DRESS~a

2.1K 348 11
                                    


Kemarin-kemarin aku ingin berkeliling kampung abdi karena penasaran suasananya. Sekarang aku ingin ke sana untuk mencari rumah Wingko. Katakan aku norak.  Mungkin kalau kalian jadi aku dan mengalami apa yang kualami, bukan tidak mungkin kalian akan melakukan hal yang sama.

Dia telah menyelamatkanku beberapa kali. Mengunjungi keluarganya dengan sekantong buah, bukanlah tindakan berlebihan. Syukur-syukur aku bisa membantu hal lainnya. Anggap saja balas budi. Baiklah, aku tidak menampik kalau sosok David Gandy-nya juga turut meracuniku.

Dalam perjalanan ke kampung abdi, aku melewati pasar desa. Aku mampir dulu untuk membeli buah. Sekilas, aku tadi melihat toko buah di ujung pasar.

Meski kecil, pasar ini banyak pengunjungnya. Mungkin karena hari ini Minggu atau memang pasar ini salah satu tempat yang mana warga abdi dan priyayi bertemu dan berkumpul. Selain balai desa, puskesmas, dan sekolah tentunya.

Aku menepikan mobil dan memarkirnya di ujung jalan. Sebelum keluar, kupastikan tidak mengganggu lintasan orang-orang. Di sini tidak ada tempat atau jasa parkir. Mereka memarkir motor dan sepeda mereka berjajar di pinggir jalan kecil menuju pasar begitu saja. Aku heran, kok mereka tidak takut pencurian atau perusakan, ya? Dan lebih heran lagi, tidak ada yang tergoda melakukan hal itu.

Beraktivitas di desa begini memang lebih efisien menggunakan motor daripada mobil. Tapi bagaimana lagi, aku tidak bisa mengendarai motor. Mungkin ini kesempatanku belajar. Oh, semoga saja ada keajaiban dari Tuhan sehingga Wingko terketuk hatinya untuk mengajariku mengendarai motor. Sungguh, aku rela membeli motor matic keluaran terbaru kalau dia mau mengajariku.

Mara, sadar!

Setelah mengunci pintu mobil, aku berjalan menyusuri jalan tanah yang lumayan ramai. Pertama-tama aku menuju penjual buah yang berjejer di ujung pasar, bersebelahan dengan deretan lapak sayur-mayur. Rasanya sudah lama sekali aku tidak jalan-jalan di pasar begini.

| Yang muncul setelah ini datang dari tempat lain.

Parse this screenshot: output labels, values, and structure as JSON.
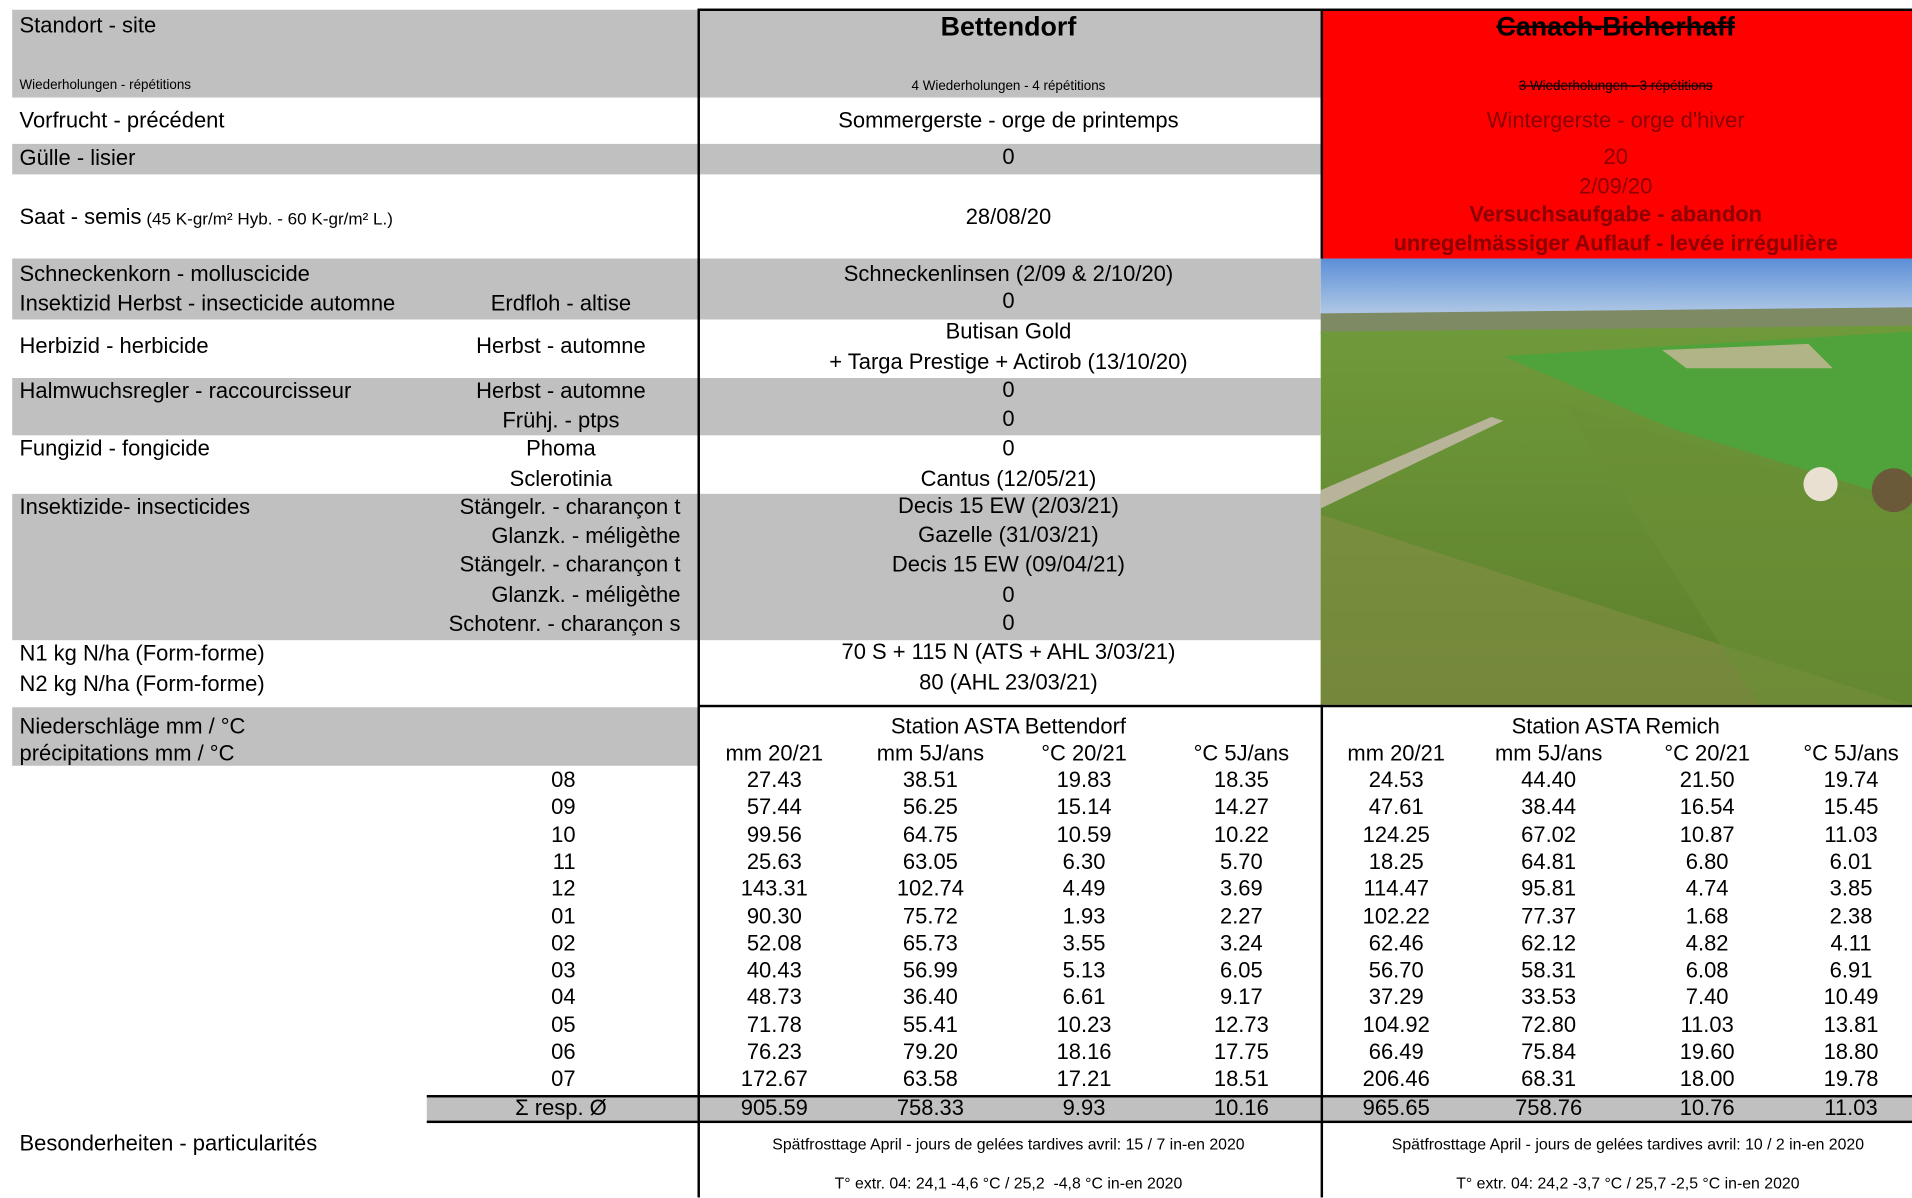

Bukan berarti di Jakarta tidak ada pasar. Sekalipun tidak seotentik sini, pasar di Jakarta lebih besar, lebih komplit, dan lebih bagus dari sini pastinya. Masalahnya aku tipe orang yang terlalu sibuk untuk pergi ke pasar. Atau, anggap saja begitu.

Sambil menenteng sekantong jajan pasar dan dua kilo apel, aku menyusuri jalanan di tengah pasar. Jalan itu menghubungkan deretan lapak sembako dengan lapak pakaian.

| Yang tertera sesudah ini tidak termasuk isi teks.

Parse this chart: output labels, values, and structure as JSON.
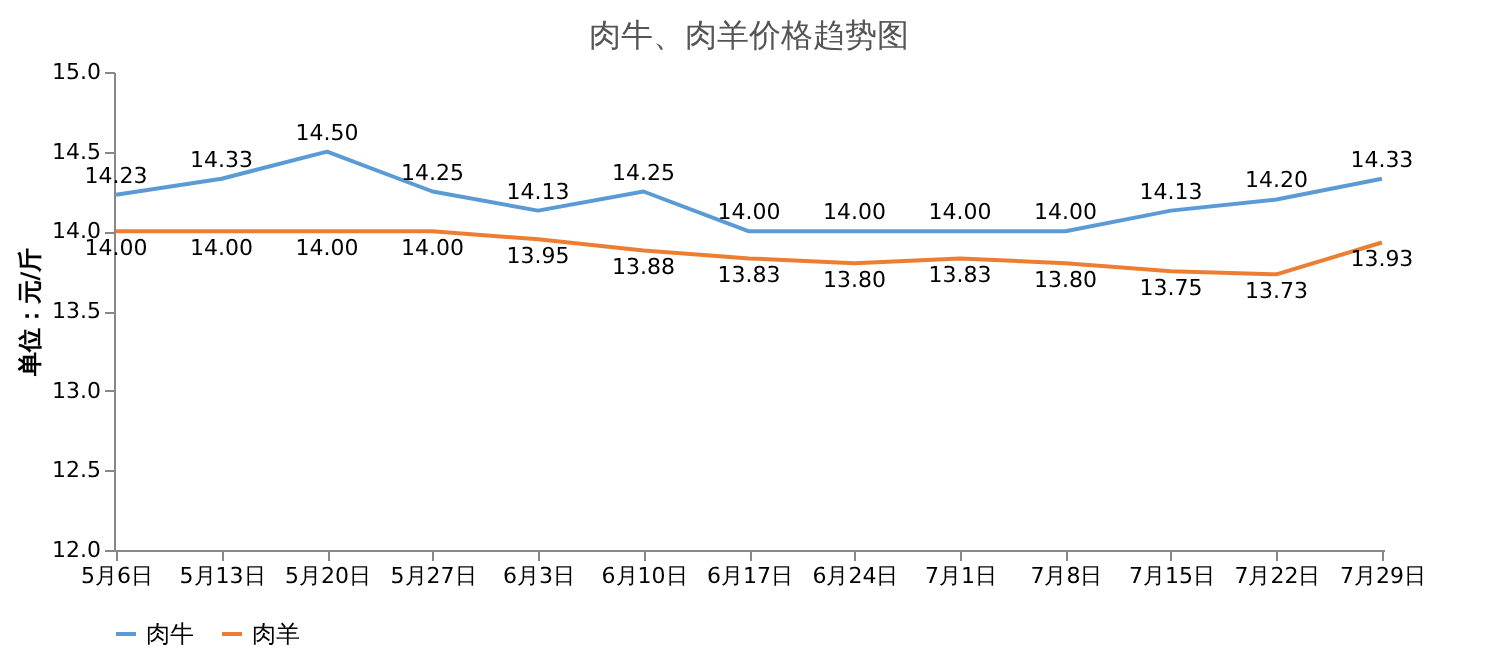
{
  "chart_data": {
    "type": "line",
    "title": "肉牛、肉羊价格趋势图",
    "ylabel": "单位：元/斤",
    "categories": [
      "5月6日",
      "5月13日",
      "5月20日",
      "5月27日",
      "6月3日",
      "6月10日",
      "6月17日",
      "6月24日",
      "7月1日",
      "7月8日",
      "7月15日",
      "7月22日",
      "7月29日"
    ],
    "series": [
      {
        "name": "肉牛",
        "color": "#5b9bd5",
        "values": [
          14.23,
          14.33,
          14.5,
          14.25,
          14.13,
          14.25,
          14.0,
          14.0,
          14.0,
          14.0,
          14.13,
          14.2,
          14.33
        ],
        "value_labels": [
          "14.23",
          "14.33",
          "14.50",
          "14.25",
          "14.13",
          "14.25",
          "14.00",
          "14.00",
          "14.00",
          "14.00",
          "14.13",
          "14.20",
          "14.33"
        ]
      },
      {
        "name": "肉羊",
        "color": "#ed7d31",
        "values": [
          14.0,
          14.0,
          14.0,
          14.0,
          13.95,
          13.88,
          13.83,
          13.8,
          13.83,
          13.8,
          13.75,
          13.73,
          13.93
        ],
        "value_labels": [
          "14.00",
          "14.00",
          "14.00",
          "14.00",
          "13.95",
          "13.88",
          "13.83",
          "13.80",
          "13.83",
          "13.80",
          "13.75",
          "13.73",
          "13.93"
        ]
      }
    ],
    "ylim": [
      12.0,
      15.0
    ],
    "yticks": [
      {
        "value": 12,
        "label": "12.0"
      },
      {
        "value": 12.5,
        "label": "12.5"
      },
      {
        "value": 13,
        "label": "13.0"
      },
      {
        "value": 13.5,
        "label": "13.5"
      },
      {
        "value": 14,
        "label": "14.0"
      },
      {
        "value": 14.5,
        "label": "14.5"
      },
      {
        "value": 15,
        "label": "15.0"
      }
    ],
    "grid": false,
    "legend": "bottom",
    "marker": "none",
    "line_style": "solid"
  }
}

Aku memutuskan untuk melihat-lihat lapak pakaian, sekadar ingin tahu jenis pakaian yang nge-trend di desa ini.

Konon, salah satu cara untuk mengetahui selera pasar kita harus bertanya pada penjual langsung atau kalau kita tipe pemalu, bisa dengan melihat barang apa yang paling banyak dipajang penjual. Karena biasanya penjual akan memajang barang yang paling diminati khayalak.

Baru memasuki ke lapak pakaian, mataku tertuju pada toko perlengkapan reog, kesenian dari kabupaten tetangga, Ponorogo. Dari banyak barang yang dipajang di sana, aku tertarik dengan tali kolor putih dan udeng warok.

Aku mengamati barang itu beberapa saat sebelum bertanya tentang bahan, varian, dan harganya. Aku memikirkan bagaimana memasukkan barang itu ke rancanganku.

Seandainya rancanganku setipe Oscar Lawalata yang modern etnik, mungkin akan lebih mudah mengombinasikannya. Tapi selama ini rancanganku cenderung ke arah simple and chic, jadi agak susah untuk memasukkan konsep tradisional ke dalamnya.

Saat ingin memesan tali kolor, telingaku menangkap suara serak yang familier. Kali ini suara itu berpadu dengan suara anak perempuan. Sepertinya tidak terlalu jauh dari tempatku berdiri. Aku pun mengedarkan pandangan ke segala arah. Karena tak kunjung melihat sumber suara, aku memutuskan untuk menyusuri gang pertokoan.
Setelah melewati tiga toko, aku menemukan Wingko sedang berbicara dengan anak perempuan berambut panjang yang kira-kira berumur tujuh tahunan.